NT-proBNP, the blood test cardiologists lean on to track heart failure, can drift up or down by about a third in the same stable person from one month to the next, with nothing about their heart having actually changed. That is the headline number from a systematic review and meta-analysis published online June 11 in Clinical Chemistry ↗, and it has a direct bearing on how to read any single patient's result.
The work comes from the European biological-variation group that maintains the field's reference database, led by Pilar Fernández-Calle and Jorge Díaz-Garzón with Sverre Sandberg and Aasne Aarsand. They pooled 21 studies that had measured how much cardiovascular blood markers wobble within healthy people over time, and graded each study against a formal quality checklist.

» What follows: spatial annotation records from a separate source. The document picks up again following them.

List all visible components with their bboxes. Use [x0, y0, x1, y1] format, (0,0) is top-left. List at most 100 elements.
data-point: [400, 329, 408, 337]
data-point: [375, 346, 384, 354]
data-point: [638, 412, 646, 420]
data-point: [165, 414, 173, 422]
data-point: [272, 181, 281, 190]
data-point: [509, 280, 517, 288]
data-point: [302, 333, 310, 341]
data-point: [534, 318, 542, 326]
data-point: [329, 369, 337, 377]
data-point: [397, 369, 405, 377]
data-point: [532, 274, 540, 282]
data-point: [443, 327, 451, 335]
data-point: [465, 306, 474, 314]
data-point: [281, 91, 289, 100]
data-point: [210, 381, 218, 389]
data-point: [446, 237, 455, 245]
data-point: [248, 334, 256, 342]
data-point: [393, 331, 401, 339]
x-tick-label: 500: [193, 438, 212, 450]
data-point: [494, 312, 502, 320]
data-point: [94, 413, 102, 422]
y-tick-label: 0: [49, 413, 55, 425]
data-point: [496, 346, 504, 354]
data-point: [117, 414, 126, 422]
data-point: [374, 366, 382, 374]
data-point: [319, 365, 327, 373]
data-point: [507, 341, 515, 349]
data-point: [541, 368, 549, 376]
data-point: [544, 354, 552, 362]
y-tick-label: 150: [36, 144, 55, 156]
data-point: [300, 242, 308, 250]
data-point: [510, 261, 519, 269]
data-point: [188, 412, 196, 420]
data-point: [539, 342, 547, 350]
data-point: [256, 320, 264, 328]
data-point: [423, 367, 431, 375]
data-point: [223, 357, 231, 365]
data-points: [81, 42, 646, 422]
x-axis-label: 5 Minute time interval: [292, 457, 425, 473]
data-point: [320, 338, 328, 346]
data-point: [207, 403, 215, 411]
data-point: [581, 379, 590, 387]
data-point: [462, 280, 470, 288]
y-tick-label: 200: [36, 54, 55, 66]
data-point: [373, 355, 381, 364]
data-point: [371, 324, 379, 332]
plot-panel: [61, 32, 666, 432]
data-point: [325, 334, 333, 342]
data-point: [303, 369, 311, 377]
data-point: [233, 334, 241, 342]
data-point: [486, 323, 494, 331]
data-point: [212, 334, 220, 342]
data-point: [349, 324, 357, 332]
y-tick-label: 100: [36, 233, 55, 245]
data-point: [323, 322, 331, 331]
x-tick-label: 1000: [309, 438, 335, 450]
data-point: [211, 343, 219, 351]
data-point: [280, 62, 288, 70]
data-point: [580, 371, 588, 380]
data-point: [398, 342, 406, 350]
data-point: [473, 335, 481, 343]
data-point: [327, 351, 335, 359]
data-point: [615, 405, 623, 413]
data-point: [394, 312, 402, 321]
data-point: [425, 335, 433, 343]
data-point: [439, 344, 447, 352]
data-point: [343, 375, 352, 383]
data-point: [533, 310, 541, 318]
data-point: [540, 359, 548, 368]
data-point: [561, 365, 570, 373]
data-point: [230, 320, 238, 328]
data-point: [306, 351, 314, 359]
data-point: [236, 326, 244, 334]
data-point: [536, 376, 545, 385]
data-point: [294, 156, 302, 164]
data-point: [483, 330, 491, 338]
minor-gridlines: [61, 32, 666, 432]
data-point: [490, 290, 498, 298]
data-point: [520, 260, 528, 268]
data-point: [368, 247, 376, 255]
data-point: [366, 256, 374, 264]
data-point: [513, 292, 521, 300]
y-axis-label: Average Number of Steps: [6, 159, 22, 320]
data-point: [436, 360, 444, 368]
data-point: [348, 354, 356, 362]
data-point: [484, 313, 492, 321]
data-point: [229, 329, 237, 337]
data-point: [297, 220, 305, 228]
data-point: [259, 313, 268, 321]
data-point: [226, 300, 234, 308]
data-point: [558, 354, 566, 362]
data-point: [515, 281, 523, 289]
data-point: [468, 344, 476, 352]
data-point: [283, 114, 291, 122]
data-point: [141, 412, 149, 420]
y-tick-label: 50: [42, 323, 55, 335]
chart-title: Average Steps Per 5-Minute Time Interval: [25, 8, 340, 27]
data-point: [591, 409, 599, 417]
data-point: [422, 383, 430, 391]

What "biological variation" means
Every blood marker has a baseline jitter. Draw the same person's blood twice, days or weeks apart, with no change in their health, and the two numbers will not match exactly. Part of that gap is the lab instrument. The rest is the body itself, the natural rise and fall of a molecule around each person's own set point. That second part is the within-subject biological variation, written as CVI and quoted as a percentage.
The CVI is not a footnote. It sets the size of change a doctor needs to see in a repeat test before the change is real rather than noise. If a marker naturally swings by 10 percent on its own, a 12 percent rise on a repeat draw means little. If it swings by 34 percent, even a sizeable jump can be background.

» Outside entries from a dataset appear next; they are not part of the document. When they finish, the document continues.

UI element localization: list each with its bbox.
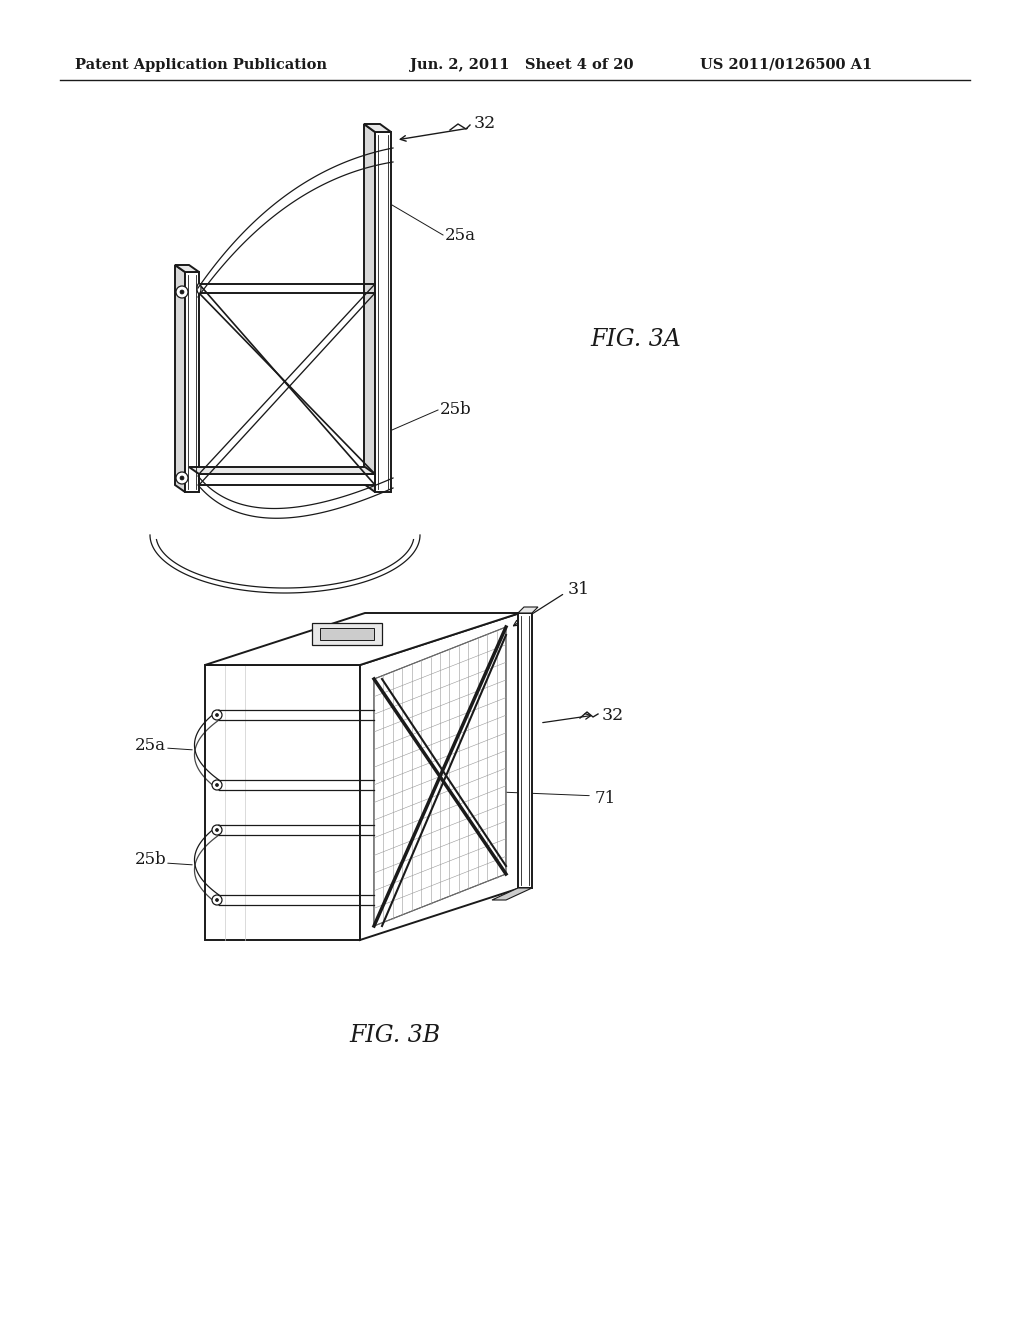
Circle shape — [212, 780, 222, 789]
Text: FIG. 3B: FIG. 3B — [349, 1023, 440, 1047]
Polygon shape — [360, 612, 520, 940]
Polygon shape — [175, 265, 199, 272]
Polygon shape — [199, 474, 375, 484]
Circle shape — [215, 829, 218, 832]
Ellipse shape — [197, 284, 201, 293]
Polygon shape — [189, 467, 375, 474]
Polygon shape — [518, 612, 532, 888]
Text: 71: 71 — [595, 789, 616, 807]
Polygon shape — [374, 627, 506, 927]
Circle shape — [215, 899, 218, 902]
Text: 25a: 25a — [135, 737, 166, 754]
Polygon shape — [311, 623, 382, 645]
Circle shape — [215, 714, 218, 717]
Circle shape — [180, 477, 184, 480]
Text: 31: 31 — [568, 582, 590, 598]
Circle shape — [212, 895, 222, 906]
Text: 25b: 25b — [440, 401, 472, 418]
Polygon shape — [492, 888, 532, 900]
Circle shape — [176, 473, 188, 484]
Polygon shape — [205, 665, 360, 940]
Polygon shape — [319, 628, 374, 640]
Text: 25a: 25a — [445, 227, 476, 243]
Polygon shape — [518, 607, 538, 612]
Polygon shape — [185, 272, 199, 492]
Text: 25b: 25b — [135, 851, 167, 869]
Circle shape — [212, 710, 222, 719]
Text: US 2011/0126500 A1: US 2011/0126500 A1 — [700, 58, 872, 73]
Text: 32: 32 — [474, 116, 497, 132]
Polygon shape — [364, 124, 391, 132]
Text: Patent Application Publication: Patent Application Publication — [75, 58, 327, 73]
Text: Jun. 2, 2011   Sheet 4 of 20: Jun. 2, 2011 Sheet 4 of 20 — [410, 58, 634, 73]
Circle shape — [212, 825, 222, 836]
Polygon shape — [375, 132, 391, 492]
Circle shape — [215, 784, 218, 787]
Polygon shape — [364, 124, 375, 492]
Text: 32: 32 — [602, 706, 625, 723]
Text: FIG. 3A: FIG. 3A — [590, 329, 681, 351]
Circle shape — [180, 290, 184, 294]
Circle shape — [176, 286, 188, 298]
Polygon shape — [175, 265, 185, 492]
Polygon shape — [205, 612, 520, 665]
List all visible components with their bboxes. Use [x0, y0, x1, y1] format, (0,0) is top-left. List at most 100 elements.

The number depends on the gap between draws
For NT-proBNP, the inactive fragment that labs measure as a stand-in for the heart's own B-type natriuretic peptide, the meta-analysis found the jitter is not one fixed value. It grows with the time between blood draws. Across samples taken less than 15 days apart, the within-person variation was 9.9 percent (95 percent confidence interval 8.8 to 18.0). Across samples more than 15 days apart, it more than tripled, to 34.3 percent (95 percent confidence interval 25.0 to 60.0).
That split is the practical finding. Two NT-proBNP results a week apart sit on a fairly tight band, so a clear move between them is more likely to mean something. Two results months apart sit on a band wide enough that a third of the apparent change could be the molecule drifting around its own set point. A clinic comparing today's value to one from a visit half a year ago is working with a much noisier yardstick than one rechecking a hospitalized patient over days.

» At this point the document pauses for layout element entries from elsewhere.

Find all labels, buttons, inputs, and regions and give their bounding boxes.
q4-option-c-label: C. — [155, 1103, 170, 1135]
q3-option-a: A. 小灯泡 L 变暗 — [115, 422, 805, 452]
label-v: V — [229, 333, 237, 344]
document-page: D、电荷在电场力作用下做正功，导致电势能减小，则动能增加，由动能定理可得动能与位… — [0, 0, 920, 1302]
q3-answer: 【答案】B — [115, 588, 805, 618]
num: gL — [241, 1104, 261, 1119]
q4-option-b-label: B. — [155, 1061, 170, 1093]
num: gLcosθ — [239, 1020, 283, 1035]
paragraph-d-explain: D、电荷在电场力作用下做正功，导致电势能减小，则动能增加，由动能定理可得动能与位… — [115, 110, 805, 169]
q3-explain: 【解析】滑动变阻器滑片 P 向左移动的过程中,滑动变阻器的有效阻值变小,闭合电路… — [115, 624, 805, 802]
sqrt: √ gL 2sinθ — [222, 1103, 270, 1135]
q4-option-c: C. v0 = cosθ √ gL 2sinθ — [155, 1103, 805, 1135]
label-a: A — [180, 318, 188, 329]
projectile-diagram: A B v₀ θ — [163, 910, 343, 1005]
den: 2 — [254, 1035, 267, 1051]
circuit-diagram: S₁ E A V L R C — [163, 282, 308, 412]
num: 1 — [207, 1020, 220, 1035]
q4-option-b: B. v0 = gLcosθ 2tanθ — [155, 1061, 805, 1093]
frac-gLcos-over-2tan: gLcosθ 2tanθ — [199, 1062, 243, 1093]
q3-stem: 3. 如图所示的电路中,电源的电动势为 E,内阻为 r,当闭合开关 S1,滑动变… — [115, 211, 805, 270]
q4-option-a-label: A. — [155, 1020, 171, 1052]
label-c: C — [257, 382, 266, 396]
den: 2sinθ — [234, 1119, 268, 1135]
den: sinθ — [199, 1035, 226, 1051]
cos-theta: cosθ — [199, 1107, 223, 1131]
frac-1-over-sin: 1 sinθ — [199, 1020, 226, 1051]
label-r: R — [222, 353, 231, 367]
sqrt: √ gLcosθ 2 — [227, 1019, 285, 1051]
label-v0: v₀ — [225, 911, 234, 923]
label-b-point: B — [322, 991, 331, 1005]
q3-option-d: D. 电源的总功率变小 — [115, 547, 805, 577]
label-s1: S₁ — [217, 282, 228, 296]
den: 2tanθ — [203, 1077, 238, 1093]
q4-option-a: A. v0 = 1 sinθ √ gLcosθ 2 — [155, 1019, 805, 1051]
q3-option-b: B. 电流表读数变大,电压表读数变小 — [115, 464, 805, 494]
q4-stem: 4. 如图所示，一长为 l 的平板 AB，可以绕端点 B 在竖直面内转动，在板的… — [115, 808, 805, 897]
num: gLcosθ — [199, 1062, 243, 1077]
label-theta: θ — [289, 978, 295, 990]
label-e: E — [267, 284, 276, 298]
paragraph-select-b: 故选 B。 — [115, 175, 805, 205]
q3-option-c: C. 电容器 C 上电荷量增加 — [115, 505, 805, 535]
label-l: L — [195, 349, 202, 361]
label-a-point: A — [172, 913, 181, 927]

Most of the underlying data is weak
The quieter finding is about the evidence itself. Of the 21 studies the authors pooled, only 3 earned an A grade on the appraisal checklist, meaning full compliance with how a biological-variation study should be run and reported. For the other markers in the review, the data is thinner still: brain natriuretic peptide, the N-terminal fragment of A-type natriuretic peptide, galectin, copeptin, soluble ST2, and growth differentiation factor 15 each had only one to five eligible studies behind them. These are the markers heart-failure research keeps proposing as add-ons to NT-proBNP, and the basic question of how much each one drifts on its own has barely been answered to standard.
The platform angle
The marker at the center of this is a peptide. B-type natriuretic peptide is a 32-amino-acid hormone the heart's ventricles release when their walls are stretched by pressure or volume, and it pushes the body to widen blood vessels and shed salt and water. Labs do not usually measure the active hormone directly; they measure NT-proBNP, the inert piece snipped off when the precursor is processed, because it lingers longer in blood and is easier to assay. The active form has its own drug incarnation: a lab-made copy of human BNP is sold as nesiritide ↗, once given by infusion to relieve acute heart-failure crises. The same peptide family that the body uses as a stress gauge is both the assay target and, in recombinant form, a therapy.
For anyone tracking heart failure with serial blood tests, the message is narrow and useful. A repeat NT-proBNP is only informative against its own noise floor, and that floor is wider the longer you wait between draws. The review puts a graded number on a quantity clinicians have long treated as a single textbook constant, and shows that it is neither single nor well-measured.